Hoje, ele auxilia na alimentação do fungo, baseada na celulose das plantas. Essa, porém, é protegida por uma barreira de lignina, que age como um escudo protetor químico. "Todas essas enzimas liberam água oxigenada (peróxido de hidrogênio) e outras espécies que produzem radicais livres, espécies que estão muito próximas das hifas [...]. Então um fungo tem que ter um jeito de se proteger dessas espécie extremamente oxidantes que ele está usando para conseguir o alimento dele." explica. Um desses mecanismos, que que se baseia em reações de oxirredução, é a bioluminescência.

Mesmo com tantas novidades, ainda há muitas perguntas sem repostas. Os estudos do grupo do IQ inspiraram diversos outros estudos pelo mundo, com destaque para o grupo do Professor russo Ilia Yampolsky, de Moscou.

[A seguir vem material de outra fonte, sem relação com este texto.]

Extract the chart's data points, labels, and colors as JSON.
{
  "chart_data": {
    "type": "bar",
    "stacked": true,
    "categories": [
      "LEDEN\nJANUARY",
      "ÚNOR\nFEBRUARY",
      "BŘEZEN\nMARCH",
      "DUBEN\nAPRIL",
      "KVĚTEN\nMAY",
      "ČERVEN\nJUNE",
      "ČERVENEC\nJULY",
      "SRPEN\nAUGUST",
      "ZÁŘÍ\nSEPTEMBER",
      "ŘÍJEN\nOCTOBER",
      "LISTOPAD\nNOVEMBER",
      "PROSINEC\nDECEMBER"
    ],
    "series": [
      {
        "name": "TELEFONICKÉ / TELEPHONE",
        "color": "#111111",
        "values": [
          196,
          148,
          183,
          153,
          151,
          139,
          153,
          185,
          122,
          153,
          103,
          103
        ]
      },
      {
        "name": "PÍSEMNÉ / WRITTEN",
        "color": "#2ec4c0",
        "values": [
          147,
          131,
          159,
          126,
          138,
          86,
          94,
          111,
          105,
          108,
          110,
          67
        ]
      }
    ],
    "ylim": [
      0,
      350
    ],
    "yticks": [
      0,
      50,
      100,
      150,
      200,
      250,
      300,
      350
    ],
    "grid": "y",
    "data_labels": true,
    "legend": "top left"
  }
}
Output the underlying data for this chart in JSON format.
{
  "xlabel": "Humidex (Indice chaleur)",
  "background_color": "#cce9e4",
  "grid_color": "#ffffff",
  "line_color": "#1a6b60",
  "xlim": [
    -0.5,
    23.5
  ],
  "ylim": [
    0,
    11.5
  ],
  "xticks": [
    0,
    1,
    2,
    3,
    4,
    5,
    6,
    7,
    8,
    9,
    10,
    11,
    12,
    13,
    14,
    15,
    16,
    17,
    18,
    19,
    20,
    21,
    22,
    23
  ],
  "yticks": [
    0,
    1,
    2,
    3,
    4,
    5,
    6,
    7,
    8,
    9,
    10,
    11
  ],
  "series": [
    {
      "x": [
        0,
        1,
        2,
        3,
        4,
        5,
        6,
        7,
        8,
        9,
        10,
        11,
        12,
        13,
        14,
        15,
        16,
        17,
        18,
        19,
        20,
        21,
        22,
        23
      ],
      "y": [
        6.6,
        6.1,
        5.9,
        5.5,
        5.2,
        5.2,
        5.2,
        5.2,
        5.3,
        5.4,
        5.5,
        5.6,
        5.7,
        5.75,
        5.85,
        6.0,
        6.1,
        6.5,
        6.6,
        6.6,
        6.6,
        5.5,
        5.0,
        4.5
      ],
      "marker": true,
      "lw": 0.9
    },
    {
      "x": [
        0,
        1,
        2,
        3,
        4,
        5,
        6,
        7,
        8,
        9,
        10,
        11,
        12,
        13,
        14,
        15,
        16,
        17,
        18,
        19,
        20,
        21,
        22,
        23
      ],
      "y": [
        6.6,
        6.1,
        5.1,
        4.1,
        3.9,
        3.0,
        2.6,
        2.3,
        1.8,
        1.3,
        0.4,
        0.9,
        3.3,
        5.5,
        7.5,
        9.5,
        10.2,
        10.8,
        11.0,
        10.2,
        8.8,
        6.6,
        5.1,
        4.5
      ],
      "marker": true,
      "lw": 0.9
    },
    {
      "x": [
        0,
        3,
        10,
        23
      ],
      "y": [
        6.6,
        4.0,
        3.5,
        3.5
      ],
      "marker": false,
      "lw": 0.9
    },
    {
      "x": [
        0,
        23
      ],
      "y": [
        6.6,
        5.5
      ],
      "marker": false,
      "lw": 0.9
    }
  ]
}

O grupo descobriu recentemente que, ao contrário do que se pensava, o substrato responsável pelo mecanismo de bioluminescência dos fungos está presente em espécies muito distantes do cogumelos que emitem luz, como na planta do gengibre, em uma planta da família da pimenta do reino e fungos orelha-de-pau. A substância em questão chama-se hispidina, e sua ação intriga os pesquisadores. O que está em estudo agora é o seu mecanismo detalhado de emissão de luz, além de novas descobertas sobre as enzimas participantes do processo de bioluminescência. Uma pesquisa que começou há 15 anos, com coleta de material e fotos sobre os objetos de estudo hoje caminha para novos avanços e resultados surpreendentes.